Proactive risk management: Anticipate rather than react
by: By Tom Teixeira, Emily Channon and Marcus Beard, Arthur D. Little
Adopting proactive risk management allows organizations to identify emerging risks early, determine how to prioritize them, and respond to them quickly and effectively. It goes a step further than traditional enterprise risk management (ERM), which may not be enough for companies to adapt to emerging risks in time.
|Integrating proactive risk management involves moving from a reactive to an anticipatory approach. We have identified three key aspects that are integral to this practice.

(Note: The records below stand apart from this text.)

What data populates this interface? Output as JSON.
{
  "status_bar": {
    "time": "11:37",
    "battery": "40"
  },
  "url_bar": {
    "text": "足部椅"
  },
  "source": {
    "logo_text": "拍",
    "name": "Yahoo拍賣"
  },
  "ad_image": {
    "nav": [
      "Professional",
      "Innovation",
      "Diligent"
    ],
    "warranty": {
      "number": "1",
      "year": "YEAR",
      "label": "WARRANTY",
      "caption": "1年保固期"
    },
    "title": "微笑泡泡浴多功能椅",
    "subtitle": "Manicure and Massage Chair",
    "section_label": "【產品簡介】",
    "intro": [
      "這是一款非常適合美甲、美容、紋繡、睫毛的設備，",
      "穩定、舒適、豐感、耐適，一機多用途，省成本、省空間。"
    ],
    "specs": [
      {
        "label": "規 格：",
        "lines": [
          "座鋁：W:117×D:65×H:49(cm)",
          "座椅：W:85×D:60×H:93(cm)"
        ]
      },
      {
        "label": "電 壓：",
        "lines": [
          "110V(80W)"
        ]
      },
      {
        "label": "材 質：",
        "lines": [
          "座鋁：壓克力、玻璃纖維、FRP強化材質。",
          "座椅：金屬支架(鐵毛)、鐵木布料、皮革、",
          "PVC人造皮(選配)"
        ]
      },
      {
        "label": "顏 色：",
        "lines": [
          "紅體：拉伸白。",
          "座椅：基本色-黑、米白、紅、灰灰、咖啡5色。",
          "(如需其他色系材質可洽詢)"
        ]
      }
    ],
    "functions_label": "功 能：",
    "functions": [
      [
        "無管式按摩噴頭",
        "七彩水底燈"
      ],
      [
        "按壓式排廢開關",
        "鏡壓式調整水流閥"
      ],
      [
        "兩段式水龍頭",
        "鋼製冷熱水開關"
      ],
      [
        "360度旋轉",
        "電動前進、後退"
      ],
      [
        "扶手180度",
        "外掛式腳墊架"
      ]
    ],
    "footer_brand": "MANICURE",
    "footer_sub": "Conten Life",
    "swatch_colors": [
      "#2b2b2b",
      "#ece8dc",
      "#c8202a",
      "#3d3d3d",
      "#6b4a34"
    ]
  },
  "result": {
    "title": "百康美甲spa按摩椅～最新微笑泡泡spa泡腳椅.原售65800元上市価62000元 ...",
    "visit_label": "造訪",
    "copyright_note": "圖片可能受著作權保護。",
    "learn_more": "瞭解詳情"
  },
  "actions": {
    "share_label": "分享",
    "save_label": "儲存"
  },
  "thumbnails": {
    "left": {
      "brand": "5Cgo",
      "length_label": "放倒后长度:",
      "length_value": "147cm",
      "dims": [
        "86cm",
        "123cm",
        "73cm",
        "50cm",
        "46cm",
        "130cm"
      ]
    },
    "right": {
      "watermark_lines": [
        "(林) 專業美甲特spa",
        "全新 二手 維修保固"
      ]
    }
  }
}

Once potential risks have been identified, they can be monitored using KRIs, which provide leadership with a real-time health assessment of the organization. These contrast to key performance indicators (KPIs), which are traditional, well-established lagging indicators that provide situational awareness after a risk event has occurred. It is ideal to employ both leading and lagging indicators to support timely intervention. When the threshold is exceeded, an alert can indicate that the probability of a loss has risen considerably.
How can emerging risks be gauged when there is no supporting data? A helpful metric here is risk velocity, i.e., how quickly an organization will feel the impact of a risk event. High-velocity emerging risks should be given high priority.
For such risks, a “knowledge base – control effectiveness” map (see figure) provides an effective reporting tool, as emerging risks can be put in context by relating them to risks with which leadership is familiar. Where velocity is indicated by the size of the marker on the map, it is easy to identify which emerging risks require the highest priority for oversight.
Essential to successful risk management today is understanding the varying requirements for different categories or phases of risks. Static risks are positioned in the bottom-left quadrant of the map and can be effectively monitored by the risk function.
Conversely, high-velocity emerging risks, which are poorly understood and have no controls, should be managed through executive oversight and a disruptive management team. The result should be that as both understanding and control effectiveness grow, the risk migrates to the bottom-left quadrant. At this point the responsibility of oversight shifts to the risk function.
Adaptive response is the ability of an organization to manage different phases of risk through the most appropriate approach, balancing traditional and proactive methods. The output is achieved through breaking a project into numerous small sub-projects known as “sprints”. Regular meetings are held for progress updates and to ensure the optimal approach. This means the end goal is agreed at the project outset.
For organizations to respond effectively to risk within the current evolving risk landscape, a “sixth sense” must be engaged and a proactive approach employed. We have discussed three key aspects of this. A combination of proactive risk practices alongside traditional ERM methods can aid executives in preparing their organizations for the unforeseen.